The existence of altruism, or a reduction in an organism’s immediate fitness in order to benefit another’s, in wild populations has been held up as a counterpoint to the theory of natural selection, however game theory shows how altruism can evolve under certain conditions. Assuming organisms can identify one another or reasonably expect to interact again in the future, acts of apparent altruism may actually be beneficial over time, as an organism can count on the favor being returned. This is seen when flocks of birds or herds of mammals feed collectively – one individual may sound an alarm call when they spot a predator, making them more vulnerable to attack 5. The net benefit, however, of others frequently doing the same makes this act adaptive. Similarly, a vampire bat may regurgitate its food to feed hungry individuals. When it is unable to find food in future, it may benefit from the same behavior of another vampire bat 6.
In addition to the interactions within a single species, the evolution of social interactions can take place between species as well. Besides predator-prey interactions, different species can compete for the same resources and develop strategies to gain advantage over others. However, individuals of a species may also interact cooperatively with members of another species. Interspecies interaction that require cooperation include mutualisms, or situations in which two organisms provide mutual benefits to one another. Many plants form mutualisms with nitrogen-fixing bacteria in the soil, whereby the plants provide complex sugars to bacteria in exchange for nitrogen 7. Should bacteria fail to provide nitrogen, then plants can reduce the amount of sugars available.
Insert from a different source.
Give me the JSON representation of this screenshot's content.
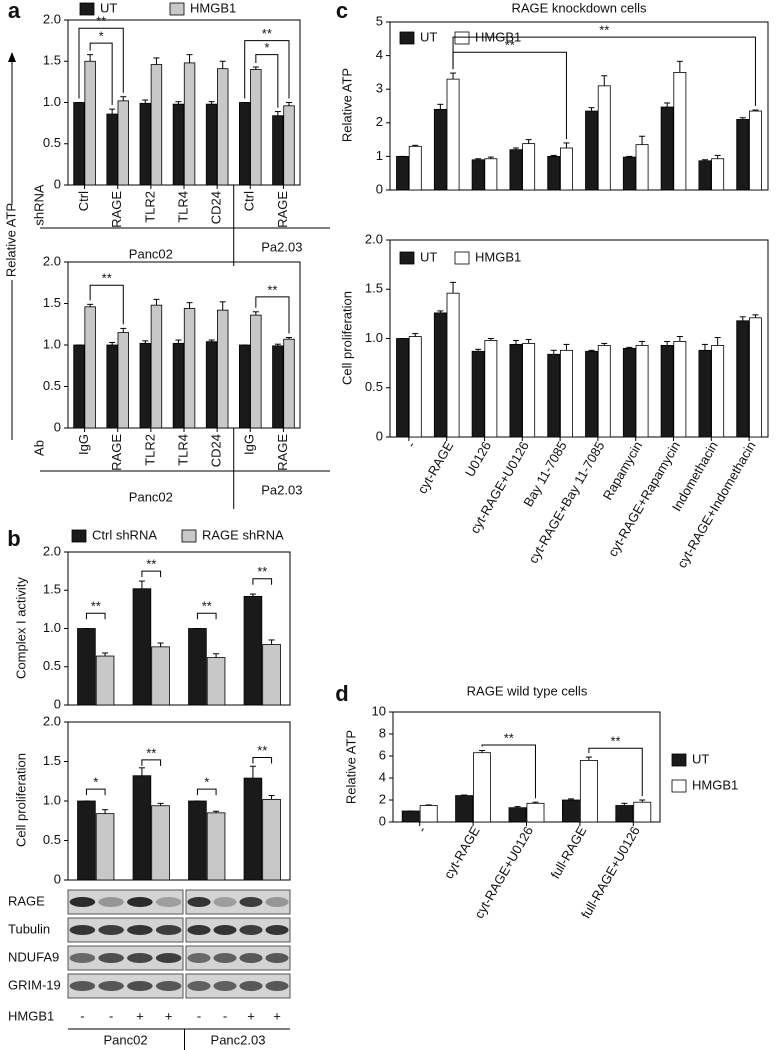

Since cooperative interactions depend on either being able to identify or retaliate against cheaters, it is possible for invaders to take advantage of existing mutualisms in new environments. Invasive species have the potential to be closely related enough to local species that they are able to form mutualisms with other local species, but distantly related enough that existing recognition or defense mechanisms are ineffective. In Hawaii, an invasive dinoflagellate that forms a mutualism with coral takes more resources than local dinoflagellates. This has a negative impact on coral instead of the expected beneficial one 8. Therefore, studying intra- and interspecies interactions not only allows understanding the development of behavioral strategies in evolving populations but is also essential to assess the behavioral phenotypes of invasive organisms to develop effective strategies against them.